Hans-Jürgen Trendelkamp: Ich möchte noch einmal etwas Grundsätzliches zu dieser Kampagne sagen. Es geht ja nicht allein nur um die Darstellung unserer Einrichtung in der Öffentlichkeit. Die Gesellschaft muss nach wie vor durch unsere Anliegen sensibilisiert werden. Das soziale Denken darf in unserer unmittelbaren Umgebung – also in der Stadt und im Kreis auf keinen Fall vernachlässigt werden.

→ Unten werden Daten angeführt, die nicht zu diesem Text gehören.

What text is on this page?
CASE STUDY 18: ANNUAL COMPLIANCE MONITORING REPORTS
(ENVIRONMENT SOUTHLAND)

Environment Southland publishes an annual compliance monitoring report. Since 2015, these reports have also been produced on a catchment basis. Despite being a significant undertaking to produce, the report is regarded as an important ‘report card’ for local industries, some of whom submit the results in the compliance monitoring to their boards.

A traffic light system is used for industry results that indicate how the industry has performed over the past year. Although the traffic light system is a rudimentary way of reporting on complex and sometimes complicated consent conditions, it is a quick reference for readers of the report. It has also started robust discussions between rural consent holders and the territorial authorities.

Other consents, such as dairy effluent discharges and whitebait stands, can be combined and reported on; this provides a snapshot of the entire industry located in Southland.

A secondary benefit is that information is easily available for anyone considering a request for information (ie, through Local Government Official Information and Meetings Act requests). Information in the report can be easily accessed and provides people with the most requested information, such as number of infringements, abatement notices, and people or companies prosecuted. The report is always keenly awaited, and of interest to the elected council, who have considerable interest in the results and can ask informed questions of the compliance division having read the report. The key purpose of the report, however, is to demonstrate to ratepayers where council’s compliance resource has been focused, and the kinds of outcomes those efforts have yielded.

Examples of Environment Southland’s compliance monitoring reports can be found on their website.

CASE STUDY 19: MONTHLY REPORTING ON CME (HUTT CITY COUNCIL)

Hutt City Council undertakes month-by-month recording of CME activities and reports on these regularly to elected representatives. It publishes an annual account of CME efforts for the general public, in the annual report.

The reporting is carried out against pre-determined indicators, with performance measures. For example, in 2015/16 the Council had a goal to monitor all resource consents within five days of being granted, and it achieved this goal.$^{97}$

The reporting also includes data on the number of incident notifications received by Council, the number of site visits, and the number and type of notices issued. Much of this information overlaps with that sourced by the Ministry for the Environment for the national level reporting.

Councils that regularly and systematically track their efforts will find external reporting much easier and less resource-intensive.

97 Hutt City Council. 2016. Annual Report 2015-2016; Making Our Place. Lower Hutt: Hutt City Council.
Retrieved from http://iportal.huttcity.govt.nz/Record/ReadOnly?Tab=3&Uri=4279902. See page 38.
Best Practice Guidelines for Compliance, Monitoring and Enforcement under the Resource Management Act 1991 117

Wie ist die Situation in Gütersloh. Gibt es Armut?
Hans-Jürgen Trendelkamp: Armut? Das ist eine relative Größe. Ich würde eher von Bedürftigkeit sprechen. Bedürftigkeit ergibt sich aber nicht nur durch ein geringes Einkommen. Wir leben nicht in einer Gesellschaft, in der man verhungern muss oder  – von Ausnahmen abgesehen – kein Dach über dem Kopf hat. Ich sehe ein größeres Problem darin, dass einkommensschwache Einzelpersonen oder Familien dauerhaft nicht mehr am Leben in unserer Gesellschaft teilhaben können. Das sind Menschen, die durch diverse Handicaps keine Arbeitsstelle mehr finden. Sie müssen auf Dauer alimentiert werden.



Die Gütersloher Tafel

Die Gütersloher Tafel ist ein gemeinnütziger und mildtätiger Verein. Er ist überkonfessionell sowie überparteilich und richtet sich an alle bedürftigen Personen, unabhängig ihrer nationalen, religiösen oder ethnischen Zugehörigkeit. Die Mitglieder des Vereins arbeiten uneigennützig und ehrenamtlich. Die Gütersloher Tafel erhält keine staatlichen Zuwendungen. Die laufenden Kosten werden durch Spenden sowie durch einen symbolischen Beitrag der Lebensmittelempfänger getragen. Ziel der Tafel ist es, einwandfreie und überschüssige Lebensmittel von dem Verderb und der Vernichtung zu bewahren und als Spende an bedürftige Menschen weiterzuleiten. Bedürftige sind z.B. Sozialhilfeempfänger, Arbeitslosengeld I - und Arbeitslosengeld II - Empfänger, geringfügig Beschäftigte, Alleinerziehende, Empfänger von geringfügigen Renten, Obdachlose, Asylbewerber; aber auch Personen, die vorübergehend in eine einkommensschwache Situation geraten sind. Die Bedürftigkeit wird bei jedem Antragsteller überprüft. Die Zuteilung ist, auch aus Kapazitätsgründen, zeitlich begrenzt. Die Tafel betrachtet ihre Unterstützung als Hilfe zur Selbsthilfe und versteht sie nicht als Ersatz von staatlichen Zuwendungen. Die Logistik der Gütersloher Tafel hat die Struktur eines dezentralen Verteilersystems. Die gespendeten Lebensmittel werden bei den Sponsoren mit tafeleigenen Kühlfahrzeugen abgeholt, im Zentrallager in Gütersloh unter den Bestimmungen der Lebensmittelhygieneverordnung eingelagert und an drei Tagen wöchentlich in Verteilstellen in der Stadt und im Kreis Gütersloh an die Tafelkunden ausgegeben. Die Lebensmittel werden nach einem festgelegten Personenschlüssel zugeteilt. Das bedeutet, dass jeder Haushalt einmal pro Woche ein auf die Anzahl der im Haushalt lebenden Personen abgestimmtes Lebensmittelpaket ausgehändigt bekommt.